Elle est encore enseignée et diffusée au XVIIe siècle. En 1625, le jésuite
Antoine Santarelli expose la doctrine de Boniface VIII sans la contester, ce
qui lui vaut par ailleurs une condamnation de la part des parlementaires
parisiens.
La « théorie des deux glaives » au sens
de Boniface VIII est vivement contestée par les empereurs et les rois. Elle
leur représente un abus de pouvoir. Elle fragilise leur autorité et la rend
dépendante de Rome. En effet, puisque leur pouvoir est considéré comme une
délégation accordée par le pape, ce dernier peut aussi la reprendre,
c’est-à-dire les déposer au profit d’un autre.
Les gallicans combattent cette
doctrine. Ils prônent fortement l’indépendance du roi en matière temporelle,
laissant toute autorité au pape dans le domaine spirituel au moins dans les
discours. Nous avons néanmoins vu dans nos précédents articles que fatalement,
ils interviennent dans le domaine religieux. Mieux encore, c’est le roi qui
doit décider si le pape agit selon ses droits ou en abuse. Dans les « libertés gallicanes », ils récusent
absolument tout pouvoir de déposer le roi et ses officiers. Des radicaux
n’hésitent pas à aller encore plus loin, prônant l’autonomie de l’Église de
France, voire une Église véritablement nationale…
La théorie du pouvoir
indirect de Bellarmin
Bellarmin enseigne que « le pape, en tant que tel, n’a
directement et immédiatement aucun pouvoir dans les matières temporelles, mais
seulement dans les spirituelles, que cependant, à raison même de son pouvoir
spirituel, il a, dans certains cas, indirectement, un pouvoir suprême dans les
matières temporelles. »[5] Ainsi,
l’autorité du pape peut être occasionnellement supérieure à celle du prince
dans le domaine temporel.
La doctrine de Bellarmin est
souvent appelée « pouvoir indirect ».
La « théorie des deux glaives »
est aussi parfois intitulée « théorie
des pouvoirs indirects » pour bien la distinguer de la « théorie des deux glaives » de Saint
Bernard. Dans ce cas, la doctrine de Bellarmin est considérée comme une forme
spéciale de cette théorie, une forme plus modérée. Ces théories s’opposent à
celle que défendent certains partisans zélés du pape qui prônent l’idée d’une
souveraineté directe sur toute chose en matière spirituelle et temporelle. Leur
doctrine porte alors le nom de « théorie
de pouvoir direct ».
Quand des théologiens
soutiennent les doctrines de Boniface VIII ou de Bellarmin, ils veulent
signifier que le pape dispose d’une juridiction sur le temporel, de manière
absolue ou occasionnelle. Pour distinguer la doctrine de Bellarmin, Charles
Journet préfère employer l’expression de « juridiction spirituelle sur les choses régulièrement temporelles »

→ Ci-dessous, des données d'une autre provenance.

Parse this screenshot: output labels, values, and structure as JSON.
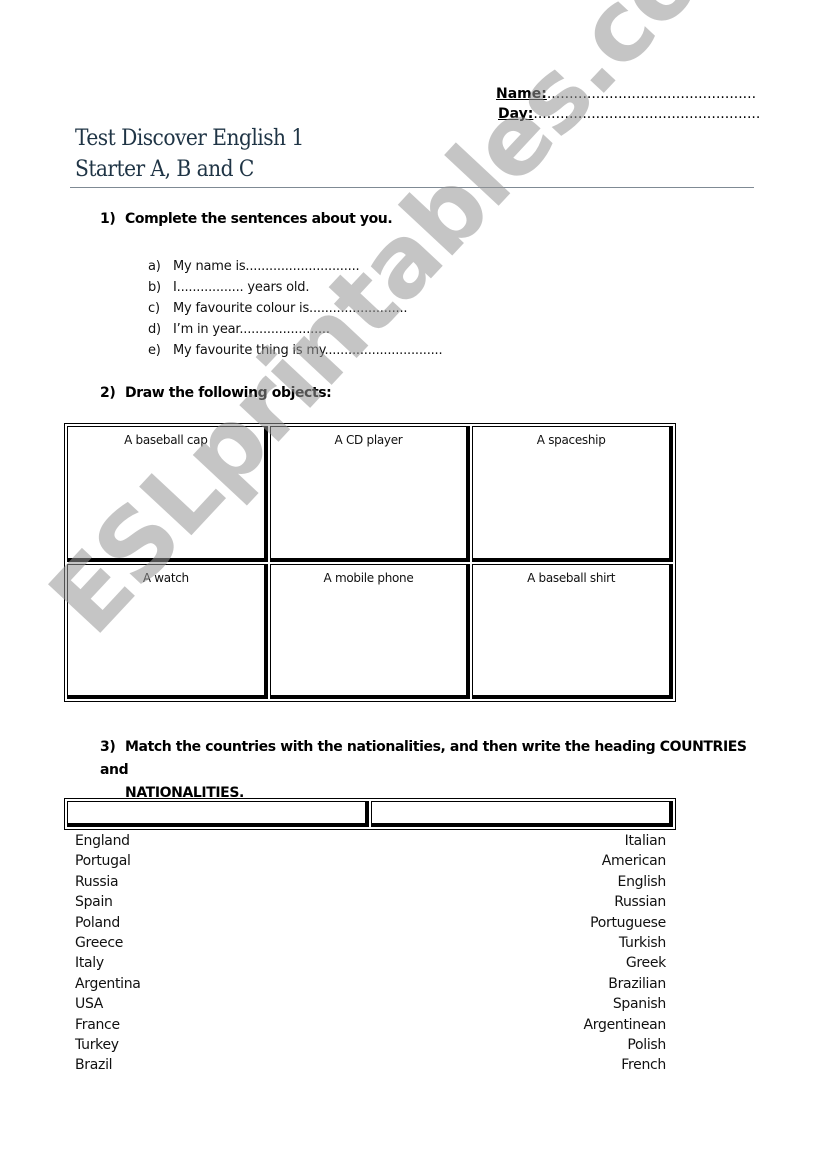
{
  "header": {
    "name_label": "Name:",
    "name_blank": "...............................................",
    "day_label": "Day:",
    "day_blank": "...................................................",
    "title_line1": "Test Discover English 1",
    "title_line2": "Starter A, B and C"
  },
  "question1": {
    "number": "1)",
    "text": "Complete the sentences about you.",
    "items": [
      {
        "letter": "a)",
        "text": "My name is............................."
      },
      {
        "letter": "b)",
        "text": "I................. years old."
      },
      {
        "letter": "c)",
        "text": "My favourite colour is........................."
      },
      {
        "letter": "d)",
        "text": "I’m in year......................."
      },
      {
        "letter": "e)",
        "text": "My favourite thing is my.............................."
      }
    ]
  },
  "question2": {
    "number": "2)",
    "text": "Draw the following objects:",
    "cells": [
      "A baseball cap",
      "A CD player",
      "A spaceship",
      "A watch",
      "A mobile phone",
      "A baseball shirt"
    ]
  },
  "question3": {
    "number": "3)",
    "text_line1": "Match the countries with the nationalities, and then write the heading COUNTRIES and",
    "text_line2": "NATIONALITIES.",
    "heading_cells": [
      "",
      ""
    ],
    "countries": [
      "England",
      "Portugal",
      "Russia",
      "Spain",
      "Poland",
      "Greece",
      "Italy",
      "Argentina",
      "USA",
      "France",
      "Turkey",
      "Brazil"
    ],
    "nationalities": [
      "Italian",
      "American",
      "English",
      "Russian",
      "Portuguese",
      "Turkish",
      "Greek",
      "Brazilian",
      "Spanish",
      "Argentinean",
      "Polish",
      "French"
    ]
  },
  "watermark": {
    "text": "ESLprintables.com"
  },
  "colors": {
    "title": "#1f3445",
    "rule": "#7f8a94",
    "watermark": "#969696"
  }
}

en vertu d’« une subordination
accidentelle »[6]
de l’État à l’Église. Mais comme le remarque Mgr d’Hulst, « l'Église peut atteindre le temporel à
travers le spirituel : c'est ce qui justifie le mot indirect »[7].
Selon Henri de Lubac, « c'est bien
plutôt à travers le temporel qu'on cherche à atteindre le spirituel. »[8]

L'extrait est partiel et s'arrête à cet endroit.